Musuh terbesar manusia adalah ketidaktahuannya sendiri. Ketidaktahuan
inilah yang akan terus menggoda manusia untuk membuat cerita-cerita
fantastis tentang dirinya, sesamanya, dan juga lingkungan sekitarnya.
Kecenderungan ini ada di setiap masa, dengan konteks dan spektrum yang
berbeda.
Cerita fantastis yang dibuat oleh seorang manusia tentang dirinya
sendiri kita sebut sebagai sikap delusional atau waham kebesaran. Cerita
fantastis yang dibuat oleh seorang manusia tentang sesamanya kita sebut
sebagai gosip. Cerita fantastis yang dibuat oleh seorang atau
sekelompok orang tentang lingkungan sekitarnya kita sebut sebagai mitos.

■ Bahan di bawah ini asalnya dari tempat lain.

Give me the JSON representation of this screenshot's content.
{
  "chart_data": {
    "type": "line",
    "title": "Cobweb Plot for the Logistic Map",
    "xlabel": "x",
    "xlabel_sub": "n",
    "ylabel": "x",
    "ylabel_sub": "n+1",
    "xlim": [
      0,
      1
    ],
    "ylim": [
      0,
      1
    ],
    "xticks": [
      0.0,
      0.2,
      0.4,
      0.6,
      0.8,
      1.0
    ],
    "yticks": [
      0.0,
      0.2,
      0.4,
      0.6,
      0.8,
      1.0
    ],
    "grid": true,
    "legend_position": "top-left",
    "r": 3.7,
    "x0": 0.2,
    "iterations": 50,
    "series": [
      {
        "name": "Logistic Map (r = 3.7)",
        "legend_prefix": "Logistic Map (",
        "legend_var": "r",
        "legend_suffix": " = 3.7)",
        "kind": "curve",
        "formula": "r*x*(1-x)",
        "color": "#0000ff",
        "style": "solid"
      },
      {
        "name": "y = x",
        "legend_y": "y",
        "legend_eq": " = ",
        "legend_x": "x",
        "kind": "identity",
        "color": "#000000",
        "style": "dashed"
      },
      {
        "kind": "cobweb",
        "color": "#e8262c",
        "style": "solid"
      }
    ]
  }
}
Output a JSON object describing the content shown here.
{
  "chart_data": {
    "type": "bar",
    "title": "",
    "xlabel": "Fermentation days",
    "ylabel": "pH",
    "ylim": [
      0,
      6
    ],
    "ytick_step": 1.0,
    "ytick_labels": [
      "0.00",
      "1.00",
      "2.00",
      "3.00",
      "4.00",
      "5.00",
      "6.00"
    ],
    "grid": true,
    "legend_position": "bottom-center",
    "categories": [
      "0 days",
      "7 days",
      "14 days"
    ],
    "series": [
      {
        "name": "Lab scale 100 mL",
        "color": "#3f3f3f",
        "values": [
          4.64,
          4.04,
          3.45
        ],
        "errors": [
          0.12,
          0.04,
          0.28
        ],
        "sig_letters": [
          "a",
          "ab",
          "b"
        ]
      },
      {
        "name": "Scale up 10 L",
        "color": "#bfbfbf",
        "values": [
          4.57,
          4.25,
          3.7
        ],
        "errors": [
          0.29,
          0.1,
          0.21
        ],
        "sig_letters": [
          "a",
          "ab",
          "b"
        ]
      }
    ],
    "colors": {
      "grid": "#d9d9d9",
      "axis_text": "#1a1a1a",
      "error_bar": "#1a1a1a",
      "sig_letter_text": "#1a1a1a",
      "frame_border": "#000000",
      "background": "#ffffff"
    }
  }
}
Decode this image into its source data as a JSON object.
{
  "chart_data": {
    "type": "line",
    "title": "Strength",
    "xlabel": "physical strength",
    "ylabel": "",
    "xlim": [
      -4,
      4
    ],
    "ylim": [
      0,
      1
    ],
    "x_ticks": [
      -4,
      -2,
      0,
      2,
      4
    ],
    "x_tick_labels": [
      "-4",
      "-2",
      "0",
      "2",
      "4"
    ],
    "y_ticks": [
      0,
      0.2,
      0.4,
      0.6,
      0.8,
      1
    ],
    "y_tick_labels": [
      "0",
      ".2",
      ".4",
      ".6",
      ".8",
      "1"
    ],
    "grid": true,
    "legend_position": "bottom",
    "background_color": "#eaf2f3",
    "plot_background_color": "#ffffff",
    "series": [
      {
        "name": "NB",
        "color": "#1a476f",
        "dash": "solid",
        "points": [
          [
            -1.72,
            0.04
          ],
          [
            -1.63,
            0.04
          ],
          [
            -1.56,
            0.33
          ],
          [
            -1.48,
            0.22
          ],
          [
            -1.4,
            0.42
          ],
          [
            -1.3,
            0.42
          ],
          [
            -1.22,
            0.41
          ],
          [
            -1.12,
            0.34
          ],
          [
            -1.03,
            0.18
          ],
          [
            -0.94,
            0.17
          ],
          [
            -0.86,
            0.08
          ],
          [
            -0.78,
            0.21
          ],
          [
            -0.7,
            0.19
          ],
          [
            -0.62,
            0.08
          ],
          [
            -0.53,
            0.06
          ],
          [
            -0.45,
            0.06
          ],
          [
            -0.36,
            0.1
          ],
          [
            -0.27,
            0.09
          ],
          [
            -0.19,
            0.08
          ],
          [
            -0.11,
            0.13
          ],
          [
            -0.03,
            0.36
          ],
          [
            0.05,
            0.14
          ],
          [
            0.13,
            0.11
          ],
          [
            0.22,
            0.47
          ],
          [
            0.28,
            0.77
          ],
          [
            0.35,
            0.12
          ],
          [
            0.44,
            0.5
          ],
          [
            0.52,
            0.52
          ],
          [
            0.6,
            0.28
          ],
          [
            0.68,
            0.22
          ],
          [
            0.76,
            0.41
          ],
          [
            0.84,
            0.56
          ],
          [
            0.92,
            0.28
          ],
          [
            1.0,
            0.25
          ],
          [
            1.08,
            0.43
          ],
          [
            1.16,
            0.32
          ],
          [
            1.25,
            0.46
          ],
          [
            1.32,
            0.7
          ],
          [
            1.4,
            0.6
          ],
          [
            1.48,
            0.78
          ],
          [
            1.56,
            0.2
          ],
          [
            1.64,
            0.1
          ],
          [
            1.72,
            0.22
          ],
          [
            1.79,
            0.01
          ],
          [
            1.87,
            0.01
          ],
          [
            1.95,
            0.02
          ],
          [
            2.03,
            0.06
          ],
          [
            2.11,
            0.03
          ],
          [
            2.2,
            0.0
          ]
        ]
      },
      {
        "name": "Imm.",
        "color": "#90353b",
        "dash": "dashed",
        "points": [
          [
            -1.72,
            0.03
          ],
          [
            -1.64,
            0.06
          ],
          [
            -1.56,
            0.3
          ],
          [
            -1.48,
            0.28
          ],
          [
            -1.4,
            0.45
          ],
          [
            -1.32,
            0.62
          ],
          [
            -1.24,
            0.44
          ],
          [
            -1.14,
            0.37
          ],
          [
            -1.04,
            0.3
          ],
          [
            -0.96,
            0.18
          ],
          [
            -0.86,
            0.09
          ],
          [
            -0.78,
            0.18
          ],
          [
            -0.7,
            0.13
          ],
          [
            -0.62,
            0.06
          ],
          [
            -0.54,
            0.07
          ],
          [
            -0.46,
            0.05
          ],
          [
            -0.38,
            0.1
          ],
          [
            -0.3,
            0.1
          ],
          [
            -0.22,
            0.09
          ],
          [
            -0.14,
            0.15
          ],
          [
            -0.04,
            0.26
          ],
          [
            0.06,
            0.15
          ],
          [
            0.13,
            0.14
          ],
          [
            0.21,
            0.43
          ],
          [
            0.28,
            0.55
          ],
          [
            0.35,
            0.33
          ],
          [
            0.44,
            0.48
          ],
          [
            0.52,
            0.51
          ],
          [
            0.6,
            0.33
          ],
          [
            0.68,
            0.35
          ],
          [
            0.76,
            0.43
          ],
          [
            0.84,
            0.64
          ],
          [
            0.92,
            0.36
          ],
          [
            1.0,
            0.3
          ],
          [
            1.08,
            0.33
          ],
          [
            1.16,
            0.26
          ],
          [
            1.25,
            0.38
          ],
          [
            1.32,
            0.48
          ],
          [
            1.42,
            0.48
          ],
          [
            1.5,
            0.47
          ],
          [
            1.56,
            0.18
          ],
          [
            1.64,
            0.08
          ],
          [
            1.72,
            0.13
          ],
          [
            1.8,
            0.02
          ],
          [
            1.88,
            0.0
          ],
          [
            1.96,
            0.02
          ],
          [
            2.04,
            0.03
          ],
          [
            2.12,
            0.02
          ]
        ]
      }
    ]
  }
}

Di balik cerita-cerita megah dan fantastis itu sebenarnya terdapat
ketidaktahuan yang coba ditutupi dengan cerita khayal dan fantasi liar.
Untuk memahami sebuah peristiwa atau gejala alam yang tidak mampu ia
pahami, misalnya, manusia membuat penjelasan yang paling sederhana yang
sesuai dengan keyakinan personalnya. Dari situ kemudian lahir
mitos-mitos yang belakangan berguguran setelah terbantah oleh
temuan-temuan ilmiah.
Dulu, misalnya, nenek moyang kita percaya bahwa gerhana bulan itu
terjadi karena bulan dimakan oleh sesosok makhluk bernama Batara Kala.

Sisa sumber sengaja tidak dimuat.